Le code de procédure pénale prévoit que certaines mises à jour du fichier sont obligatoires en fonction de la suite judiciaire donnée à l’affaire. Ainsi, les données doivent être rectifiées lors d’une requalification judiciaire et elles doivent être effacées par principe en cas de décision de relaxe ou d’acquittement, sauf si le procureur de la République, ou le magistrat référent, en demande le maintien. Dans ce cas, les données feront l’objet d’une mention, empêchant leur consultation dans le cadre d’enquêtes administratives. En cas de non-lieu ou de classement sans suite, les données des personnes mises en cause font en principe l’objet d’une mention, sauf si le procureur de la République, ou le magistrat référent, en demande l’effacement.

Or, de nombreux parquets ne transmettaient pas automatiquement au gestionnaire du TAJ les décisions de relaxe, d’acquittement, de non-lieu et de classement sans suite. En conséquence, les fiches correspondantes n’étaient pas effacées ou ne pouvaient pas faire l’objet de mention indiquant qu’il y avait eu non-lieu ou relaxe. Cette absence peut avoir des conséquences concrètes et graves pour les personnes, notamment parce qu’elle peut influer la conclusion d’enquêtes administratives préalables à l’exercice d’une profession ou à l’admission à se présenter à un concours de la fonction publique. La CNIL a considéré que, faute de transmission par l’autorité judiciaire des éléments permettant d’opérer les mises à jour dans le TAJ, les services gestionnaires ne sont pas en mesure de s’assurer de l’exactitude des données contenues dans le fichier.

L’absence d’information des personnes concernées (article 104 de la loi Informatique et Libertés)

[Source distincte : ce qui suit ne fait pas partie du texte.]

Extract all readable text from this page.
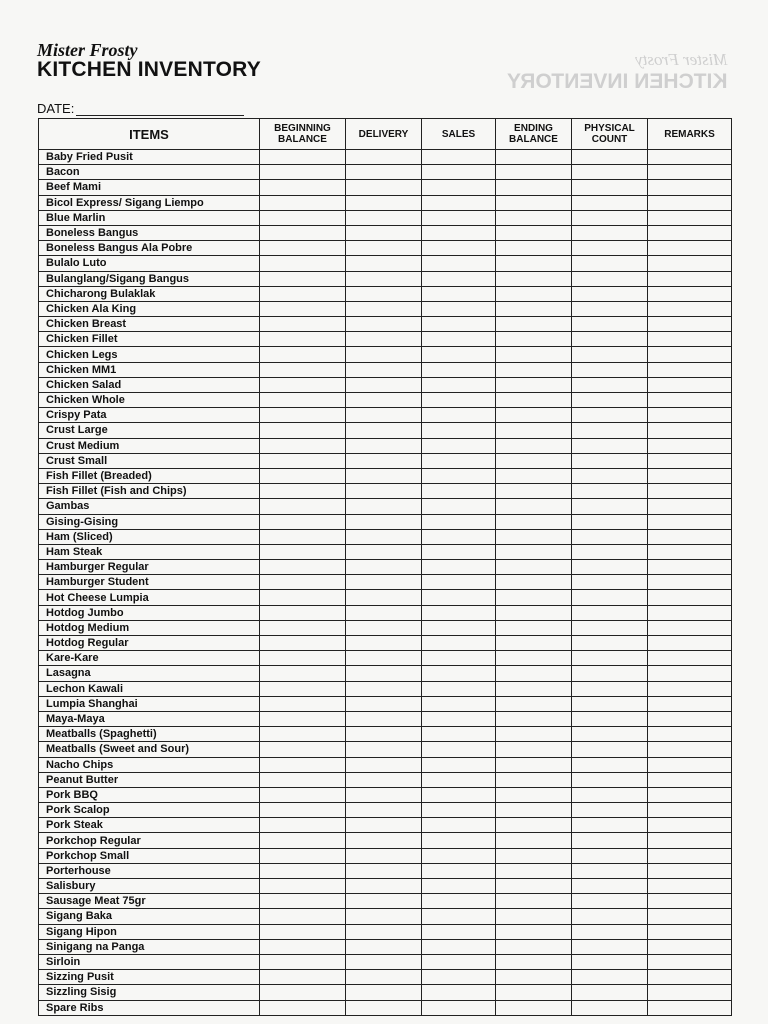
Mister Frosty
KITCHEN INVENTORY
Mister Frosty
KITCHEN INVENTORY
DATE:
ITEMS	BEGINNING BALANCE	DELIVERY	SALES	ENDING BALANCE	PHYSICAL COUNT	REMARKS
Baby Fried Pusit						
Bacon						
Beef Mami						
Bicol Express/ Sigang Liempo						
Blue Marlin						
Boneless Bangus						
Boneless Bangus Ala Pobre						
Bulalo Luto						
Bulanglang/Sigang Bangus						
Chicharong Bulaklak						
Chicken Ala King						
Chicken Breast						
Chicken Fillet						
Chicken Legs						
Chicken MM1						
Chicken Salad						
Chicken Whole						
Crispy Pata						
Crust Large						
Crust Medium						
Crust Small						
Fish Fillet (Breaded)						
Fish Fillet (Fish and Chips)						
Gambas						
Gising-Gising						
Ham (Sliced)						
Ham Steak						
Hamburger Regular						
Hamburger Student						
Hot Cheese Lumpia						
Hotdog Jumbo						
Hotdog Medium						
Hotdog Regular						
Kare-Kare						
Lasagna						
Lechon Kawali						
Lumpia Shanghai						
Maya-Maya						
Meatballs (Spaghetti)						
Meatballs (Sweet and Sour)						
Nacho Chips						
Peanut Butter						
Pork BBQ						
Pork Scalop						
Pork Steak						
Porkchop Regular						
Porkchop Small						
Porterhouse						
Salisbury						
Sausage Meat 75gr						
Sigang Baka						
Sigang Hipon						
Sinigang na Panga						
Sirloin						
Sizzing Pusit						
Sizzling Sisig						
Spare Ribs						
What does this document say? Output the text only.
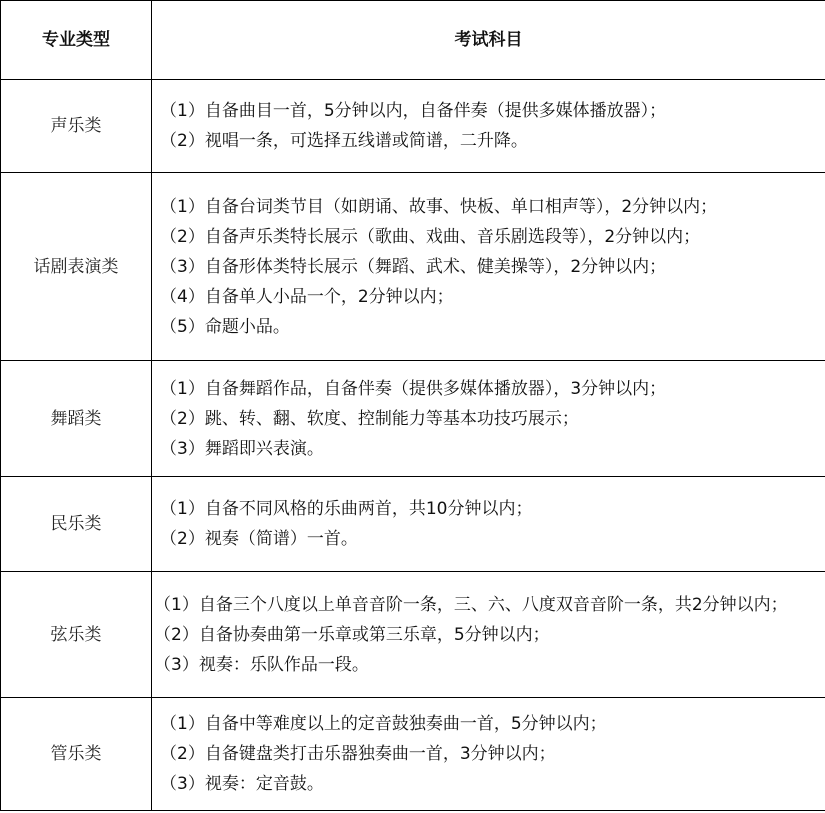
专业类型	考试科目
声乐类	（1）自备曲目一首，5分钟以内，自备伴奏（提供多媒体播放器）；
（2）视唱一条，可选择五线谱或简谱，二升降。

话剧表演类	（1）自备台词类节目（如朗诵、故事、快板、单口相声等），2分钟以内；
（2）自备声乐类特长展示（歌曲、戏曲、音乐剧选段等），2分钟以内；
（3）自备形体类特长展示（舞蹈、武术、健美操等），2分钟以内；
（4）自备单人小品一个，2分钟以内；
（5）命题小品。

舞蹈类	（1）自备舞蹈作品，自备伴奏（提供多媒体播放器），3分钟以内；
（2）跳、转、翻、软度、控制能力等基本功技巧展示；
（3）舞蹈即兴表演。

民乐类	（1）自备不同风格的乐曲两首，共10分钟以内；
（2）视奏（简谱）一首。

弦乐类	（1）自备三个八度以上单音音阶一条，三、六、八度双音音阶一条，共2分钟以内；
（2）自备协奏曲第一乐章或第三乐章，5分钟以内；
（3）视奏：乐队作品一段。

管乐类	（1）自备中等难度以上的定音鼓独奏曲一首，5分钟以内；
（2）自备键盘类打击乐器独奏曲一首，3分钟以内；
（3）视奏：定音鼓。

La CNIL a également relevé que l’information communiquée lors de la collecte des données n’était pas spécifique au fichier TAJ et pouvait être lacunaire, voire inexistante, selon les services gestionnaires en charge de la collecte des données ou du statut des personnes concernées (mise en cause ou victime). Ainsi, les intéressés étaient susceptibles d’ignorer jusqu’à l’existence même de ce fichier. Au cours de la procédure, le ministère de l’Intérieur et des Outre-mer a pris des mesures permettant d’assurer une meilleure information des personnes concernées.

L’absence de prise en compte des droits des personnes concernées (articles 105 et 106 de la loi Informatique et Libertés)

La CNIL a enfin relevé que les services gestionnaires du TAJ éprouvent des difficultés à obtenir des réponses de la part des parquets consultés dans le cadre des demandes de droit d’accès de particuliers et considère que cela porte atteinte à l’effectivité des droits des personnes (droits d’accès, d’effacement et de rectification).

La décision de la CNIL

Si la responsabilité du traitement TAJ relève du ministère de l’Intérieur et des Outre-mer, le code de procédure pénale confie au ministère de la justice un rôle essentiel dans la mise en œuvre du TAJ. Ainsi, la CNIL a estimé qu’elle était également compétente pour prononcer un rappel à l’ordre à l’encontre des deux ministères pour leur enjoindre de prendre les mesures nécessaires au respect de la règlementation.

La CNIL a ainsi enjoint aux ministères de :

  • prendre des mesures pour mieux assurer l’exactitude des données, en particulier en garantissant la prise en compte des décisions de non-lieu et de relaxe dans le TAJ ; ces mesures pourraient notamment consister en un dispositif permettant la répercussion automatisée de ces décisions de justice dans le TAJ ;
  • garantir l’effectivité des droits des personnes, par exemple en mettant en place une procédure effective et généralisée à l’ensemble des juridictions visant à ce qu’une réponse soit systématiquement apportée dans les deux mois aux services gestionnaires du TAJ à la suite d’une demande d’exercice de droits.

La formation restreinte a assorti ces injonctions d’un délai de mise en conformité expirant le 31 octobre 2026.

En rendant publique sa décision, la formation restreinte souligne l’ancienneté de la problématique concernant un fichier mis en œuvre par des acteurs publics, le nombre important de personnes concernées et la sensibilité du traitement (données de personnes victimes ou de personnes mises en cause, qui peuvent être mineures).